Archival boxes at the Hoover Presidential Library.

During his fifty years of public service, Herbert Hoover wrote at least one million letters.  Carbon copies of these letters constitute the bulk of the Herbert Hoover papers.  Most of the letters from his later years are terse, honed by long practice to speak only to the point. Hoover’s prose in these letters is polished to such an extent that not a character was wasted, much less a word.

This was not always the case.  Letters from Hoover’s early life, before his public service years, were often expansive in scope and colorful in description.  This can be seen in his letters to his brother Theodore and to friends from Stanford.

When an archivist here found a Hoover letter from his public service years that made him smile, chuckle, then laugh aloud, it struck the archival staff that this letter merited wider attention. The February 12, 1920 letter was addressed to Casper W. Hodgson.  It reads:

‘Dear Hodgson:

I have noted your feeling that I should answer some of the solemn discourses on my private life and crimes.  I seem to get in the way of politically minded folks even when trying to keep out of politics.

Some things that have been said of me cause me a sense of financial oversight.  For instance, I have made quite careful inquiries and I regret that so far I cannot find:

  1. The $10,000,000 I am said to have made in my early youth, or even middle age, or altogether, or any respectable part of it.
  2. The investments that I am supposed to have in Great Britain. Like the Negro porter who was asked to change $10, I am grateful for the compliment.

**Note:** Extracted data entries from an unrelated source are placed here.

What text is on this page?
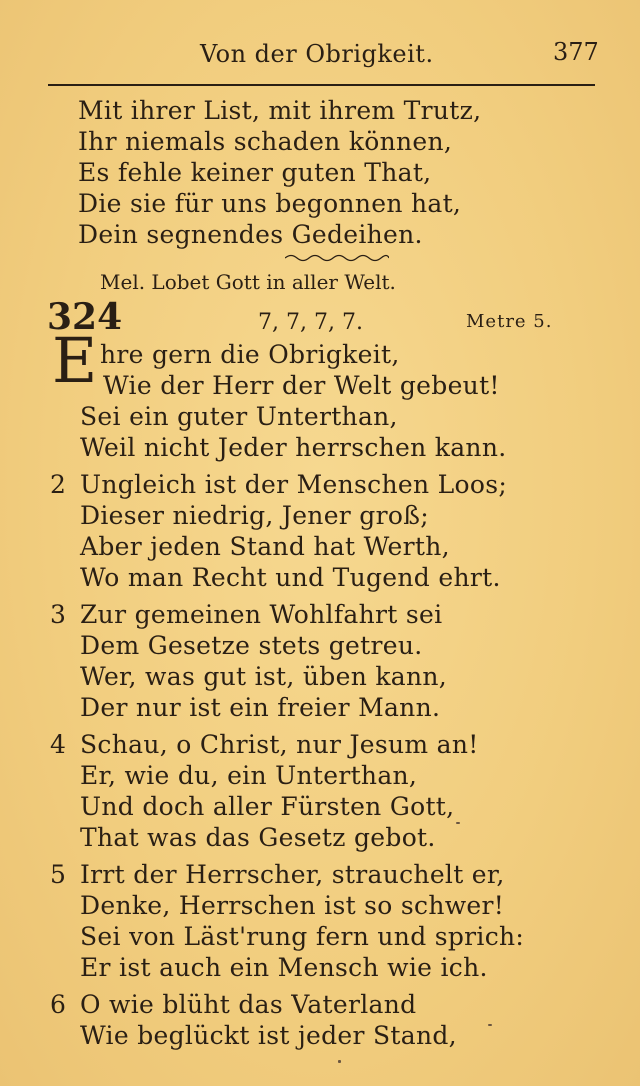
Von der Obrigkeit.	377
Mit ihrer List, mit ihrem Trutz,
Ihr niemals schaden können,
Es fehle keiner guten That,
Die sie für uns begonnen hat,
Dein segnendes Gedeihen.
Mel. Lobet Gott in aller Welt.
324	7, 7, 7, 7.	Metre 5.
E hre gern die Obrigkeit,
Wie der Herr der Welt gebeut!
Sei ein guter Unterthan,
Weil nicht Jeder herrschen kann.
2 Ungleich ist der Menschen Loos;
Dieser niedrig, Jener groß;
Aber jeden Stand hat Werth,
Wo man Recht und Tugend ehrt.
3 Zur gemeinen Wohlfahrt sei
Dem Gesetze stets getreu.
Wer, was gut ist, üben kann,
Der nur ist ein freier Mann.
4 Schau, o Christ, nur Jesum an!
Er, wie du, ein Unterthan,
Und doch aller Fürsten Gott,
That was das Gesetz gebot.
5 Irrt der Herrscher, strauchelt er,
Denke, Herrschen ist so schwer!
Sei von Läst'rung fern und sprich:
Er ist auch ein Mensch wie ich.
6 O wie blüht das Vaterland
Wie beglückt ist jeder Stand,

I have also given deep consideration to the other items mentioned:

  1. Am I a British subject? Did I ever apply for such citizenship? No. Many generations of persecuted Quakers would rise in their graves at such a discovery. They should remain quieted, however, for no Californian could live three months in London climate and become a British citizen.

  2. Did I ever rent a ‘residence’ abroad? I plead guilty of this crime, but in mitigation I do appeal to the feelings of fathers who object to hotel life for babies and children.

  3. What about the political lunch where I was supposed to have entered upon a dreadful conspiracy against the weal of the American people? My real distress in this matter is not to prove an alibi, but it is that I was not even invited and therefore lost an excellent lunch.

  4. I plead guilty to the criminal charge of pursuing my engineering profession in foreign parts.

  5. I gather also that it is moral turpitude on my part to have managed such large enterprises. The hope to rise from the ranks of labor to the ranks of management will, however, probably not be crushed from the heart of the American boy even by this onslaught.’

 

In order to be able to track this letter in the future, staff wrestled with how best to label the folder.  As it had long been identified as being in the Pre-Commerce Correspondence series, ‘Casper Hodgson, 1920’ folder, it was necessary to keep that as part of the new description.  After some discussion, the staff decided to add the word ‘sarcastic’ in parentheses at the end of the folder title, thinking this would be sufficient prompt to remind us of the Herbert Hoover letter that made us laugh aloud.